In 1995, the IAAF honoured him with its Veteran of the IAAF award and he has been included in SA Breweries’ Hall of Fame of SA sports journalism.

Gert, who was born in Theunissen, attended Kroonstad High School and after graduating from the University of the Orange Free State (as it was then called) in 1955, he began his career as a news reporter at the SA Broadcasting Corporation in Johannesburg.

By that time he had already started to make cuttings from newspapers and compile results of athletics, rugby and cricket – in fact, he made his first sports scrapbook of the 1949 All Black rugby tour in South Africa. More scrapbooks followed, and from 1953 he subscribed to the newspaper Die Volksblad.

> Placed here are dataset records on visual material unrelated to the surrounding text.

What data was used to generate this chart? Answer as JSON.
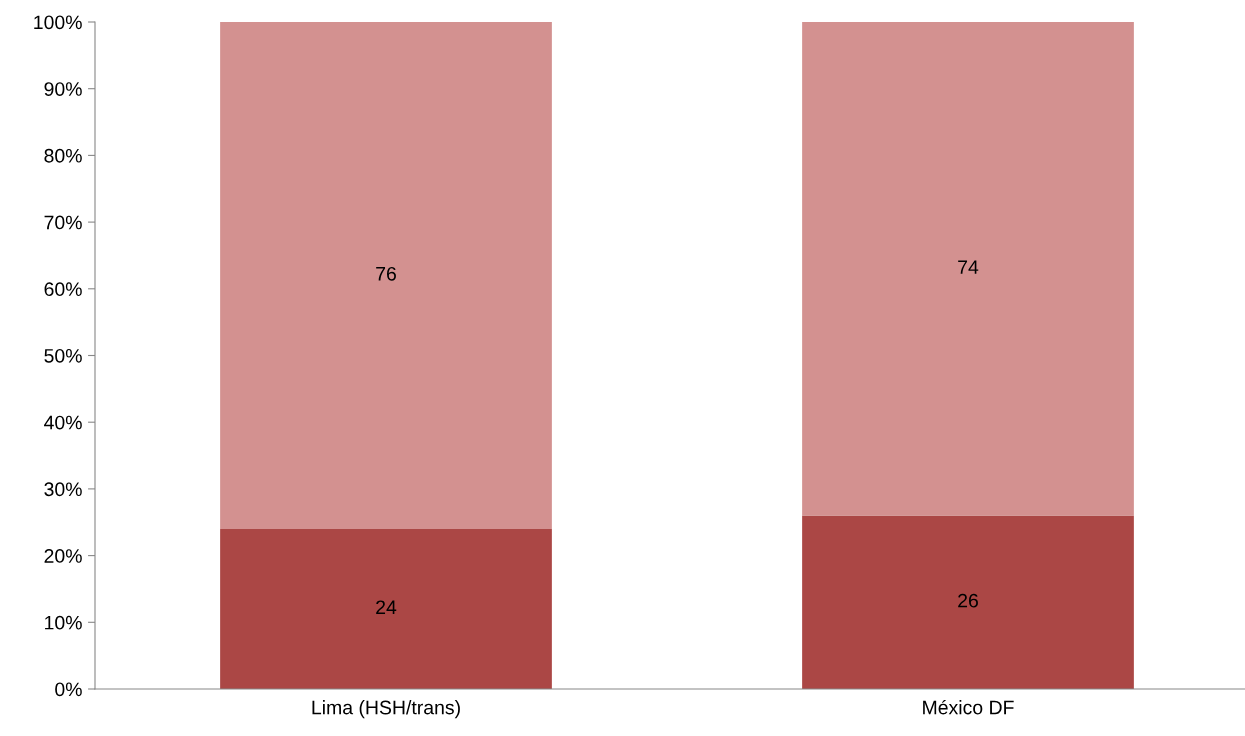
{
  "chart_data": {
    "type": "bar",
    "stacked": true,
    "categories": [
      "Lima (HSH/trans)",
      "México DF"
    ],
    "series": [
      {
        "color": "#ab4745",
        "values": [
          24,
          26
        ]
      },
      {
        "color": "#d39190",
        "values": [
          76,
          74
        ]
      }
    ],
    "ylim": [
      0,
      100
    ],
    "yticks": [
      {
        "value": 0,
        "label": "0%"
      },
      {
        "value": 10,
        "label": "10%"
      },
      {
        "value": 20,
        "label": "20%"
      },
      {
        "value": 30,
        "label": "30%"
      },
      {
        "value": 40,
        "label": "40%"
      },
      {
        "value": 50,
        "label": "50%"
      },
      {
        "value": 60,
        "label": "60%"
      },
      {
        "value": 70,
        "label": "70%"
      },
      {
        "value": 80,
        "label": "80%"
      },
      {
        "value": 90,
        "label": "90%"
      },
      {
        "value": 100,
        "label": "100%"
      }
    ],
    "data_labels": true,
    "grid": false
  }
}
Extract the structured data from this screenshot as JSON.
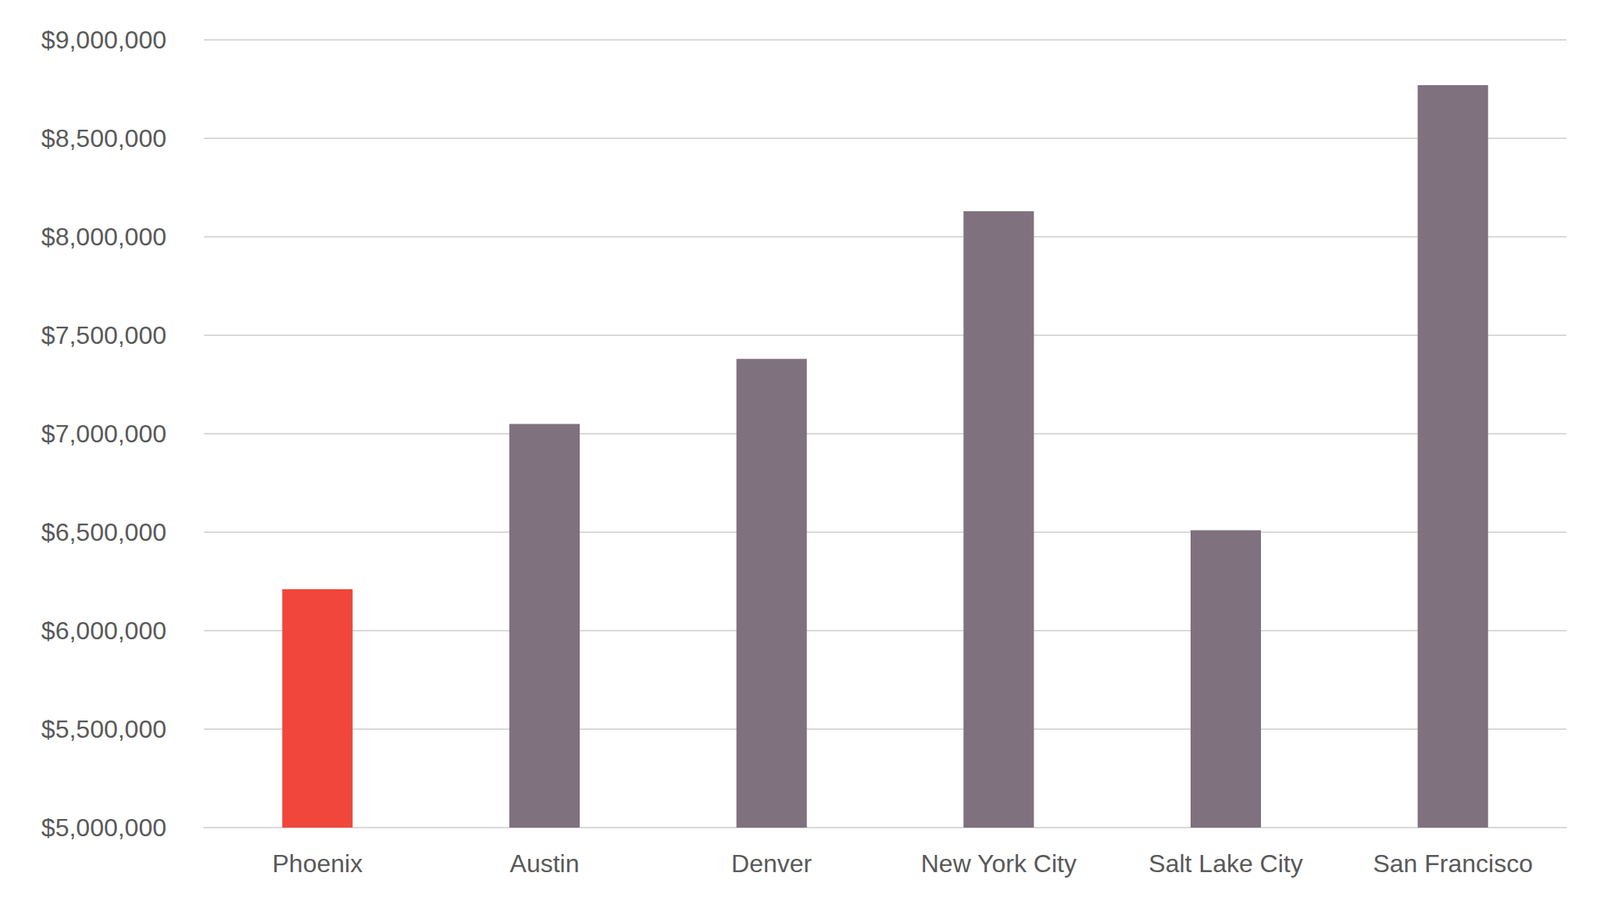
{
  "chart_data": {
    "type": "bar",
    "categories": [
      "Phoenix",
      "Austin",
      "Denver",
      "New York City",
      "Salt Lake City",
      "San Francisco"
    ],
    "values": [
      6210000,
      7050000,
      7380000,
      8130000,
      6510000,
      8770000
    ],
    "colors": [
      "#f0463c",
      "#7f717e",
      "#7f717e",
      "#7f717e",
      "#7f717e",
      "#7f717e"
    ],
    "ylim": [
      5000000,
      9000000
    ],
    "yticks": [
      {
        "value": 5000000,
        "label": "$5,000,000"
      },
      {
        "value": 5500000,
        "label": "$5,500,000"
      },
      {
        "value": 6000000,
        "label": "$6,000,000"
      },
      {
        "value": 6500000,
        "label": "$6,500,000"
      },
      {
        "value": 7000000,
        "label": "$7,000,000"
      },
      {
        "value": 7500000,
        "label": "$7,500,000"
      },
      {
        "value": 8000000,
        "label": "$8,000,000"
      },
      {
        "value": 8500000,
        "label": "$8,500,000"
      },
      {
        "value": 9000000,
        "label": "$9,000,000"
      }
    ],
    "grid": true
  }
}
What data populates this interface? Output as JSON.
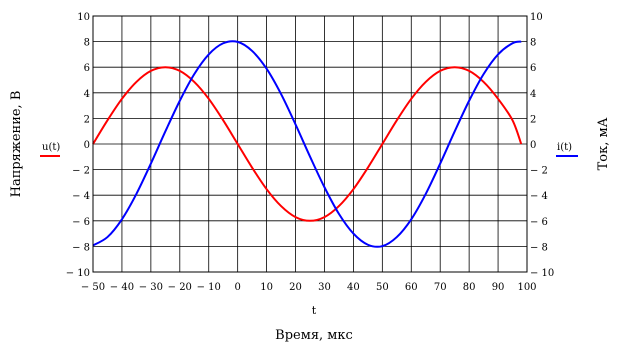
{
  "chart_data": {
    "type": "line",
    "xlabel": "Время, мкс",
    "x_variable": "t",
    "ylabel_left": "Напряжение, В",
    "ylabel_right": "Ток, мА",
    "xlim": [
      -50,
      100
    ],
    "ylim_left": [
      -10,
      10
    ],
    "ylim_right": [
      -10,
      10
    ],
    "x_ticks": [
      -50,
      -40,
      -30,
      -20,
      -10,
      0,
      10,
      20,
      30,
      40,
      50,
      60,
      70,
      80,
      90,
      100
    ],
    "y_ticks_left": [
      -10,
      -8,
      -6,
      -4,
      -2,
      0,
      2,
      4,
      6,
      8,
      10
    ],
    "y_ticks_right": [
      -10,
      -8,
      -6,
      -4,
      -2,
      0,
      2,
      4,
      6,
      8,
      10
    ],
    "x_tick_labels": [
      "− 50",
      "− 40",
      "− 30",
      "− 20",
      "− 10",
      "0",
      "10",
      "20",
      "30",
      "40",
      "50",
      "60",
      "70",
      "80",
      "90",
      "100"
    ],
    "y_tick_labels_left": [
      "− 10",
      "− 8",
      "− 6",
      "− 4",
      "− 2",
      "0",
      "2",
      "4",
      "6",
      "8",
      "10"
    ],
    "y_tick_labels_right": [
      "− 10",
      "− 8",
      "− 6",
      "− 4",
      "− 2",
      "0",
      "2",
      "4",
      "6",
      "8",
      "10"
    ],
    "grid": true,
    "series": [
      {
        "name": "u(t)",
        "axis": "left",
        "color": "#ff0000",
        "x": [
          -50,
          -45,
          -40,
          -35,
          -30,
          -25,
          -20,
          -15,
          -10,
          -5,
          0,
          5,
          10,
          15,
          20,
          25,
          30,
          35,
          40,
          45,
          50,
          55,
          60,
          65,
          70,
          75,
          80,
          85,
          90,
          95,
          98
        ],
        "y": [
          0,
          1.85,
          3.53,
          4.85,
          5.71,
          6.0,
          5.71,
          4.85,
          3.53,
          1.85,
          0,
          -1.85,
          -3.53,
          -4.85,
          -5.71,
          -6.0,
          -5.71,
          -4.85,
          -3.53,
          -1.85,
          0,
          1.85,
          3.53,
          4.85,
          5.71,
          6.0,
          5.71,
          4.85,
          3.53,
          1.85,
          0
        ]
      },
      {
        "name": "i(t)",
        "axis": "right",
        "color": "#0000ff",
        "x": [
          -50,
          -45,
          -40,
          -35,
          -30,
          -25,
          -20,
          -15,
          -10,
          -5,
          0,
          5,
          10,
          15,
          20,
          25,
          30,
          35,
          40,
          45,
          50,
          55,
          60,
          65,
          70,
          75,
          80,
          85,
          90,
          95,
          98
        ],
        "y": [
          -7.92,
          -7.27,
          -5.88,
          -3.9,
          -1.53,
          0.98,
          3.38,
          5.46,
          7.0,
          7.87,
          7.98,
          7.27,
          5.88,
          3.9,
          1.53,
          -0.98,
          -3.38,
          -5.46,
          -7.0,
          -7.87,
          -7.98,
          -7.27,
          -5.88,
          -3.9,
          -1.53,
          0.98,
          3.38,
          5.46,
          7.0,
          7.87,
          8.0
        ]
      }
    ]
  },
  "colors": {
    "frame": "#000000",
    "grid": "#000000"
  }
}
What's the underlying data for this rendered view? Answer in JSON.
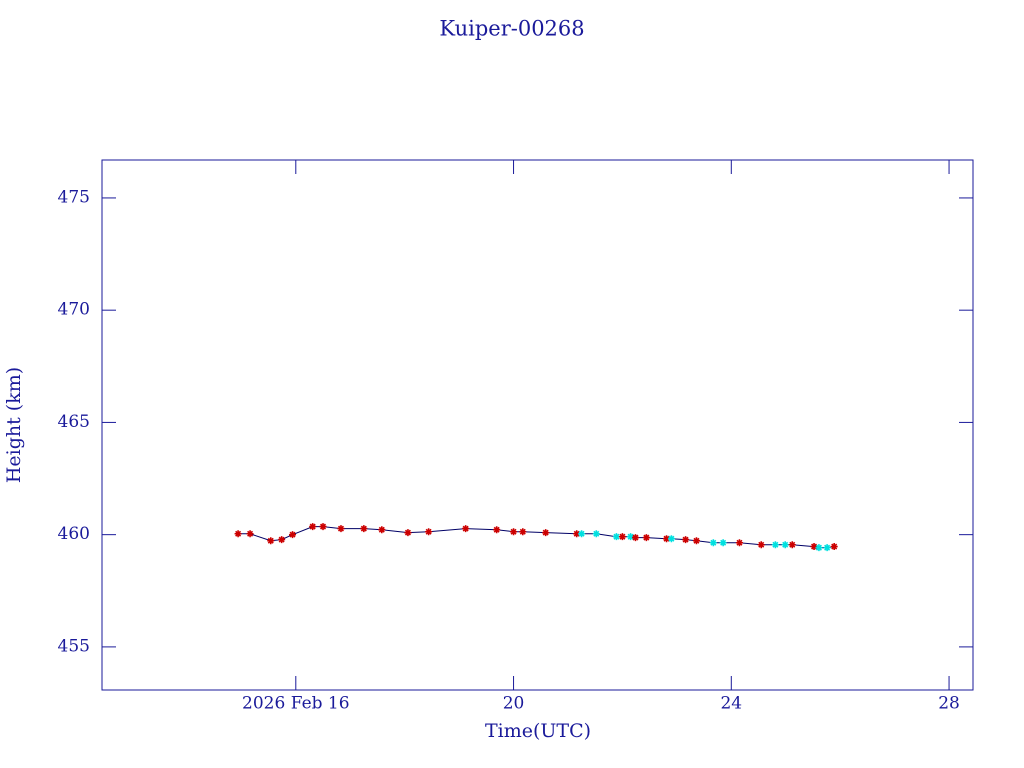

“I was never an athlete,” he told me, “but I do have a certificate for second place in the under-7 50 yards in Theunissen!” Later he long jumped and ran the 880 yards, but could not afford a pair of spikes and decided to concentrate on rugby.

Gert played rugby for Northern Free State and the Orange Free State under-19 team.  In 1958, he stopped playing to concentrate on writing about sport.

From 1959 to 1962 he worked as sports reporter at Die Transvaler, and from 1962 to 1971 at Dagbreek en Sondagnuus, where he was the sports editor for six years.

A very significant event in his career as statistician occurred towards the end of 1958 when he attended a league meeting at Willowmoore Park, Benoni, and met two of the three founding members of the SAAS, Matthews and Joubert (the other one was Beinart).

They invited him to become a member of the association, which had been formed in 1954, and the 1959 Annual was the first he helped with.

“My first really big moment was in 1960 when I saw Gert Potgieter run his third World record in the 440 yards hurdles, 49.3, at the SA Championships in Bloemfontein. The newspaper still called me ‘Our Special Correspondent’, but after my report appeared, I was told that henceforth I could write under my own name,” said Gert told me in 2009.

Gert’s wife of 54 years, Theo, passed away three months ago.

He is survived by two sons, Gerrie and Otto, and three grandchildren.

Gert continued his lively interest in athletics until near the end of his life. I will treasure our countless discussions about our beloved sport over the years.

As I watched Johan Cronje’s wonderful run in Moscow, I thought of Gert with great sadness  – he used to say that fellow Free Stater Cronje was the most talented middle distance runner in South Africa, and now this crowning achievement came one day too late for him to enjoy.

But Gert le Roux’s legacy will live on. He was a trailblazer in many ways, and a man of immense integrity.